Blame fickle carb cutting, partying 20-somethings and overly optimistic executives.
Shares of Boston Beer crashed nearly 10% to $510 in pre-market trading on Thursday as the company pulled its financial guidance for the year because of brutal competition in the hard seltzer category where it competes with its Truly brand. In late July, Boston Beer stunned investors by slashing its full-year earnings outlook to $18 to $22 a share from $22 to $26, previously.
Now, investors will have to throw a dart at the board on where the company’s profits may come out as it works through a glut of hard seltzer.
“Since The Boston Beer Company, Inc.’s last guidance update for fiscal year 2021 financial performance, the market for hard seltzer products has continued to experience decelerating growth trends,” the company said in a statement. “While demand for the Company’s hard seltzer products continues to grow at faster than category rates in measured off-premise channels, we believe there will be continuing uncertainty about hard seltzer demand trends for the remainder of 2021.”
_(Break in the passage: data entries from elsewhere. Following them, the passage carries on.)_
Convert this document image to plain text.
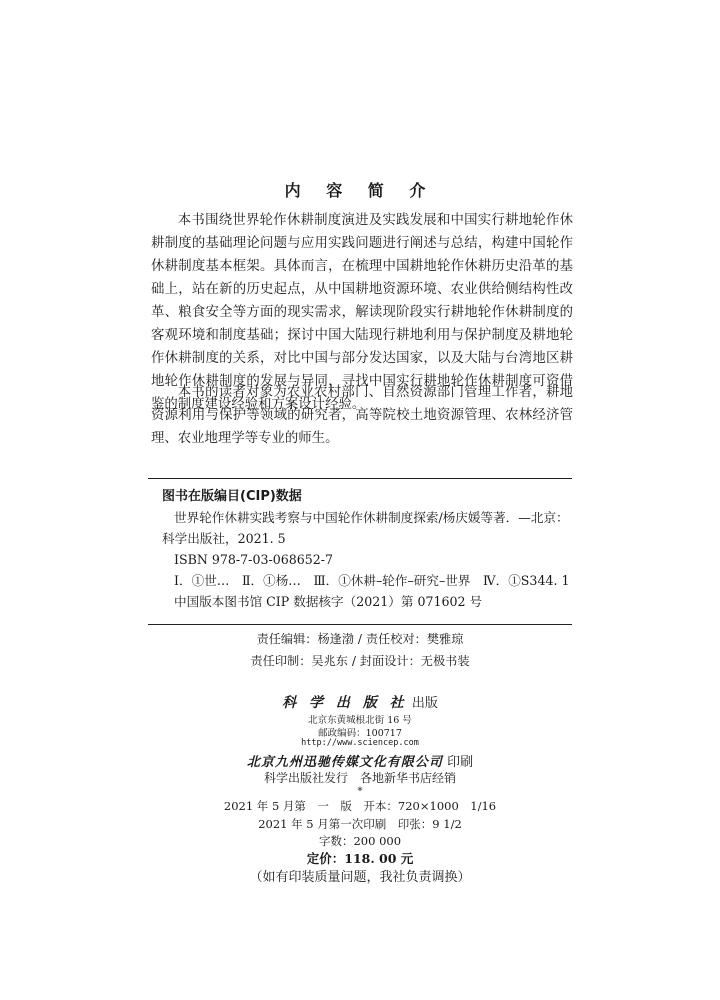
内 容 简 介

本书围绕世界轮作休耕制度演进及实践发展和中国实行耕地轮作休耕制度的基础理论问题与应用实践问题进行阐述与总结，构建中国轮作休耕制度基本框架。具体而言，在梳理中国耕地轮作休耕历史沿革的基础上，站在新的历史起点，从中国耕地资源环境、农业供给侧结构性改革、粮食安全等方面的现实需求，解读现阶段实行耕地轮作休耕制度的客观环境和制度基础；探讨中国大陆现行耕地利用与保护制度及耕地轮作休耕制度的关系，对比中国与部分发达国家，以及大陆与台湾地区耕地轮作休耕制度的发展与异同，寻找中国实行耕地轮作休耕制度可资借鉴的制度建设经验和方案设计经验。

本书的读者对象为农业农村部门、自然资源部门管理工作者，耕地资源利用与保护等领域的研究者，高等院校土地资源管理、农林经济管理、农业地理学等专业的师生。

图书在版编目(CIP)数据

世界轮作休耕实践考察与中国轮作休耕制度探索/杨庆媛等著．—北京：

科学出版社，2021. 5

ISBN 978-7-03-068652-7

Ⅰ．①世…　Ⅱ．①杨…　Ⅲ．①休耕–轮作–研究–世界　Ⅳ．①S344. 1

中国版本图书馆 CIP 数据核字（2021）第 071602 号

责任编辑：杨逢渤 / 责任校对：樊雅琼
责任印制：吴兆东 / 封面设计：无极书装
科 学 出 版 社 出版
北京东黄城根北街 16 号
邮政编码：100717
http://www.sciencep.com
北京九州迅驰传媒文化有限公司 印刷
科学出版社发行　各地新华书店经销
*
2021 年 5 月第　一　版　开本：720×1000　1/16
2021 年 5 月第一次印刷　印张：9 1/2
字数：200 000
定价：118. 00 元
（如有印装质量问题，我社负责调换）
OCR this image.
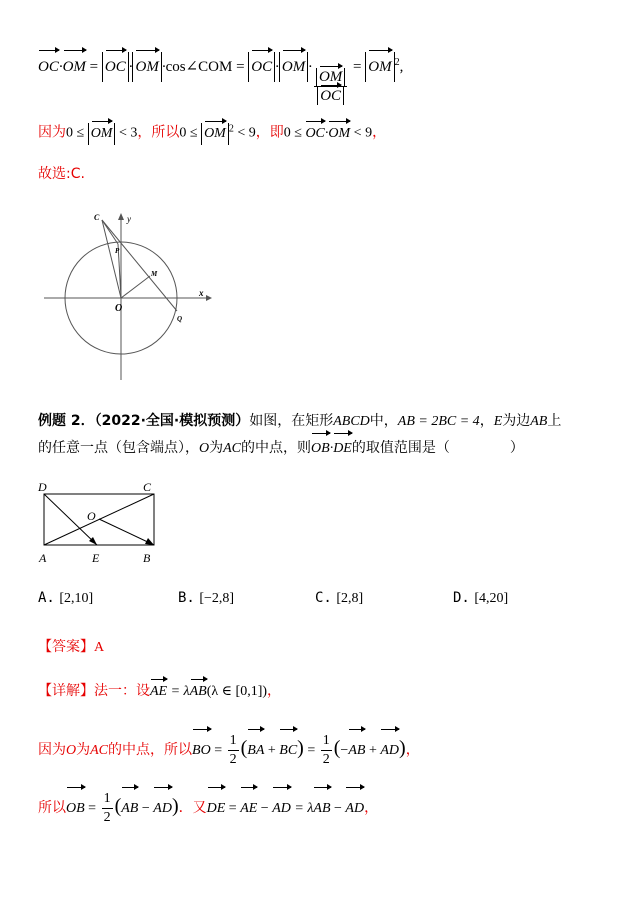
OC·OM = OC · OM ·cos∠COM = OC · OM ·
$\frac{OM}{OC}$
= OM $^2$,
因为0 ≤ OM < 3，所以0 ≤ OM $^2$ < 9，即0 ≤ OC·OM < 9，
故选:C.
C	y
P
M
O
x
Q
例题 2．（2022·全国·模拟预测）如图，在矩形ABCD中，AB = 2BC = 4，E为边AB上
的任意一点（包含端点），O为AC的中点，则OB·DE的取值范围是（	）
D	C
O
A	E	B
A. [2,10]	B. [−2,8]	C. [2,8]	D. [4,20]
【答案】A
【详解】法一：设AE = λAB(λ ∈ [0,1])，
因为O为AC的中点，所以BO = $\frac{1}{2} (BA + BC) = \frac{1}{2} (-AB + AD)$，
所以OB = $\frac{1}{2} (AB - AD)$．又DE = AE − AD = λAB − AD，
Boston Beer said it will take write-downs on hard seltzer and experience higher costs to rid its financial statements (and stores) of excess product.
Analysts at MKM Partners promptly cut their price target on the stock to $530 from $804. Citigroup also got in on the price cut game, pinning a $564 price target on Boston Beer shares compared to $618, previously.
The stretch of dreadful news for Boston Beer coincides with weak industry data for hard seltzer.
Hard seltzer sales dropped 2.8% for the four-weeks ended Aug. 28, according to the latest data from Nielsen. Sales for the hard seltzer category have slowed for five straight weeks.